Entre réalisme et poésie
Dans Maï, une femme effacée, une Indienne regarde l’Inde, soulevant implicitement des questionnements sur sa société. Etant mis en lumière, des faits sont dénoncés. Dans le constat, simplement en la donnant à voir, Geetanjali Shree critique indirectement sa société, la condition des femmes, leur subordination, le système patriarcal privilégiant les garçons. Elle montre aussi l’actuelle évolution sociale : les jeunes des classes aisées se libèrent du carcan traditionnel. La langue de l’ex-colonisateur s’impose, désormais émancipatrice. C’est la langue de la modernité, le signe de l’ascension sociale.
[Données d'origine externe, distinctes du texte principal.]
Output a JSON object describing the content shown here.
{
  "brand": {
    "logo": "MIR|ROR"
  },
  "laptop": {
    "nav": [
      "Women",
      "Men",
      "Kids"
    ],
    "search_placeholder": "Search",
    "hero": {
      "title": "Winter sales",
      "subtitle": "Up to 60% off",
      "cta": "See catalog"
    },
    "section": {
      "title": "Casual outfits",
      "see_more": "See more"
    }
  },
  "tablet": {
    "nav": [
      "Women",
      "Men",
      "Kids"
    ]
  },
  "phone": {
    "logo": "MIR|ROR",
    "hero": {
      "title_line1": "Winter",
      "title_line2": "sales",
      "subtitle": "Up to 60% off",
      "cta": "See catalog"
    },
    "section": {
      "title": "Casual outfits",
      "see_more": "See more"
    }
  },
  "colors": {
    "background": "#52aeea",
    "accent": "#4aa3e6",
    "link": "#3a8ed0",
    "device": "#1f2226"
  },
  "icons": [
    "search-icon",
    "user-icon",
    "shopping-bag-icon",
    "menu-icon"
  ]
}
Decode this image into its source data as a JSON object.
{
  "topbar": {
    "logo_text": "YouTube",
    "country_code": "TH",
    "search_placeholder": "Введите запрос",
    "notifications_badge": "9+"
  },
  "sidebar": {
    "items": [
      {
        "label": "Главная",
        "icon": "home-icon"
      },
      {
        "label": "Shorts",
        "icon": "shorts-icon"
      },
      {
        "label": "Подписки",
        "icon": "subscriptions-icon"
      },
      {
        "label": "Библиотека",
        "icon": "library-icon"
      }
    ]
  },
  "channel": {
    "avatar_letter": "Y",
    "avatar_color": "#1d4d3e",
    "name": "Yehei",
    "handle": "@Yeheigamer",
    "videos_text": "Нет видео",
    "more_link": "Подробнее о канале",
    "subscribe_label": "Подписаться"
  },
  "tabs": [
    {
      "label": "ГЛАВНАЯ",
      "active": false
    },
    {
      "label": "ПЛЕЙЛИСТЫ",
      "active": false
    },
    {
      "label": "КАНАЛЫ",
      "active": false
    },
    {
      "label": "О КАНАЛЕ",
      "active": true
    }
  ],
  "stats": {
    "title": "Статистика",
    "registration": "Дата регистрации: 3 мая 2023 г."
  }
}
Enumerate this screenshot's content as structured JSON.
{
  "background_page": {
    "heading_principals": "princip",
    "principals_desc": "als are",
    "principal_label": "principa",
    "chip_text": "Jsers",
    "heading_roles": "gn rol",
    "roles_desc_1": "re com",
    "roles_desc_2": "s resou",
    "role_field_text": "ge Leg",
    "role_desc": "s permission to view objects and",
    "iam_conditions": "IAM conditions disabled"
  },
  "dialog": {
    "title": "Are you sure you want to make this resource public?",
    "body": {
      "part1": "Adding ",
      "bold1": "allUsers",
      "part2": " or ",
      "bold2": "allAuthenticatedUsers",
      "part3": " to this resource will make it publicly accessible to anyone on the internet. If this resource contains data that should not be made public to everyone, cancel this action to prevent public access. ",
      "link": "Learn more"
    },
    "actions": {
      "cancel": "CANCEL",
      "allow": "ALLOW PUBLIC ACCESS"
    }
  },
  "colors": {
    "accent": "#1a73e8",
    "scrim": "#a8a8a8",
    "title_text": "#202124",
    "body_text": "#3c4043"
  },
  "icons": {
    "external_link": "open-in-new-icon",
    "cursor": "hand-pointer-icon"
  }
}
Et progressivement au fil des pages, l’indi devient de plus en plus rare, remplacé par des expressions anglaises, faisant leur apparition au fur et à mesure de l’ascension des enfants vers la modernité. L’écriture nourrie du réel, ses figures de style, sa richesse lexicale, offrent un subtile nuancier social, intellectuel, émotionnel et poétique. Les sensations se tissent transformant la nature en œuvre d’art : « Une suavité tendre où le chant du rossignol se mêlait aux pépiements des oiseaux. Le parfum léger des fleurs de nyctanthe mêlé à la senteur de la rose et du jasmin. L’air frais, léger, limpide et la candeur pure, fraîche, innocente ». La lune devient bijou fragile lumineux et transparent : « Le mince croissant de lune du quatrième jour, ‘chauth’, tel un éclat de verre, un petit morceau de bracelet en verre brisé ». L’écriture de Geetanjali Shree fait aussi naître le bonheur de la fulgurance poétique.
Docere et placere
Maï, une femme effacée, roman chargé de sens, s’ouvre sur de multiples lectures, mais c’est avant tout un ouvrage littéraire et poétique. L’écriture métaphorique de Geetanjali Shree transporte le lecteur dans l’univers intérieur complexe et dense des personnages et dans des paysages, véritables bouquets de sensations qui, tout à la fois, donnent le spectacle du réel et font rêver. Un bel ouvrage, moins novateur toutefois que le précédent, Ret samadhi. Au delà de la frontière.